Every time I see the rainbow fediverse icon on a post or a comment, I cannot help but smile.
This is the internet. By the people, for the people. Thank you all for participating.
I have a few ideas for niche communities, debating if I should host an instance or just the communities.
Would you have an idea of what kind of traffic/storage I would be looking at, if I were to host a community that gets 500 posts a day? I know this is a very vague question, so a ballpark answer would suffice. Asking because I’d like to host niche locality based communities for my country (India) and hosting is not cheap here. I could perhaps do Hetzner auctions but the latency would not be pleasant.
My instance is just me rn but I’m federating with about 500 communities, including all of the most active ones and Lemmy is running really well. My system is only using about 10% cpu and about a 1gb of ram, I’m just using a Hetzner arm vps with 4 vcpus and 8 gb of ram. Even a single small server should be able to handle a lot of users imo.

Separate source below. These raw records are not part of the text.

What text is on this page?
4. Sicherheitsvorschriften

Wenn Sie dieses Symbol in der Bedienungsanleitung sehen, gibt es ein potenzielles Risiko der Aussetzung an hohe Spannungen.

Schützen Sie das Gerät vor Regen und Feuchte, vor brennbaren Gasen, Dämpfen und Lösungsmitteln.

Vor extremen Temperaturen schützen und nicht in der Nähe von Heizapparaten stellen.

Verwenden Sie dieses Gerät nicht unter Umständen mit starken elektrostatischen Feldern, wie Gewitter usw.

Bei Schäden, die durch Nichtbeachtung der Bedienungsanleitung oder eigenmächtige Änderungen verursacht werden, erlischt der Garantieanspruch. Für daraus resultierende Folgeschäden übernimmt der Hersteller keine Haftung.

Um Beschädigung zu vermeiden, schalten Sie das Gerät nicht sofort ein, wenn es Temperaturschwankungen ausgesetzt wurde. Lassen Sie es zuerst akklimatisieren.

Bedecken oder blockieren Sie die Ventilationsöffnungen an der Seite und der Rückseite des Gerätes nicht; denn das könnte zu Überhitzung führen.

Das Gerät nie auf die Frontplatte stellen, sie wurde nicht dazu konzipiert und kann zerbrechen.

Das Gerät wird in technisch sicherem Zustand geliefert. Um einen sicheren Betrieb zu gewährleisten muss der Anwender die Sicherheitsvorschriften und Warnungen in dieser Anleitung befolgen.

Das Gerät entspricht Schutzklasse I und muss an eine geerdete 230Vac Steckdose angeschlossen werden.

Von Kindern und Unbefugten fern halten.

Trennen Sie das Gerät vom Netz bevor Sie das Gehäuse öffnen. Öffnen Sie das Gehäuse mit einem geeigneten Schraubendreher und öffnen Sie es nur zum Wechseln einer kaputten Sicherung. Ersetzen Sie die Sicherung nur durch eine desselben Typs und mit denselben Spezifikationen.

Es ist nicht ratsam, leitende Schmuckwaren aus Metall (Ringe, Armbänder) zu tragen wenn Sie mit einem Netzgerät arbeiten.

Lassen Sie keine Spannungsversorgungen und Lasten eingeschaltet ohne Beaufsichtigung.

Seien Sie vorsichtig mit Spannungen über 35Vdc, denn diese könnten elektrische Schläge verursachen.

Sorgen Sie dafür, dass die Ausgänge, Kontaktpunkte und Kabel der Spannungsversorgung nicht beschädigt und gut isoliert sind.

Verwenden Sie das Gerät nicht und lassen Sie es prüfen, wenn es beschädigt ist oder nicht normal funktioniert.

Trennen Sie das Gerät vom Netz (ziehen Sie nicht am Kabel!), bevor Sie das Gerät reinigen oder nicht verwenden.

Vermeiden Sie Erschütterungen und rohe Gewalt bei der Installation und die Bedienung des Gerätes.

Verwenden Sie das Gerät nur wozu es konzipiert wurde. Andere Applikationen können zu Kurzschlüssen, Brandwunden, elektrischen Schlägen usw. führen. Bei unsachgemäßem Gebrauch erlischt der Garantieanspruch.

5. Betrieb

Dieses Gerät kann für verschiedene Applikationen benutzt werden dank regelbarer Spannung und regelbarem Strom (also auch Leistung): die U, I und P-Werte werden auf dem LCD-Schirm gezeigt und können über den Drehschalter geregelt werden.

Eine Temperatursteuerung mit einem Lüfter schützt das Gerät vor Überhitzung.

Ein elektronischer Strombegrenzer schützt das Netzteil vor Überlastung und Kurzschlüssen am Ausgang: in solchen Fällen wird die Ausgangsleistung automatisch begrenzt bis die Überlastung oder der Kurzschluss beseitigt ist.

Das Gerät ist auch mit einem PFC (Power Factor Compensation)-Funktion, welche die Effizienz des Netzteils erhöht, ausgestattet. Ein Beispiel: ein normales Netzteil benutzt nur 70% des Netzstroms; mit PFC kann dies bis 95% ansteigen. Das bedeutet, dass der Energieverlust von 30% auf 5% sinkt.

Hey, thank you, that’s good to hear.
Are there tools to “purge” media and cached posts? If I did delete older caches, lemmy would simply re-cache them the next time they are requested, right?
As far as I know there aren’t any tools to do that, Lemmy doesn’t automatically fetch older / deleted posts from federated communities like that, the reason is the way that federation works. When a user subscribes to a community on another server, that server will then start notifying their server when there’s new posts, comments, etc to fetch, but Lemmy doesn’t fetch older content, so only new stuff from that community will show up. I believe it’s possible to fetch old posts and comments using the search function though, you can read a bit more about it here: Lemmy docs
I’m having trouble with my LAN, I’m not even close to thinking about public facing stuff.
just goto @selfhosted and ask around.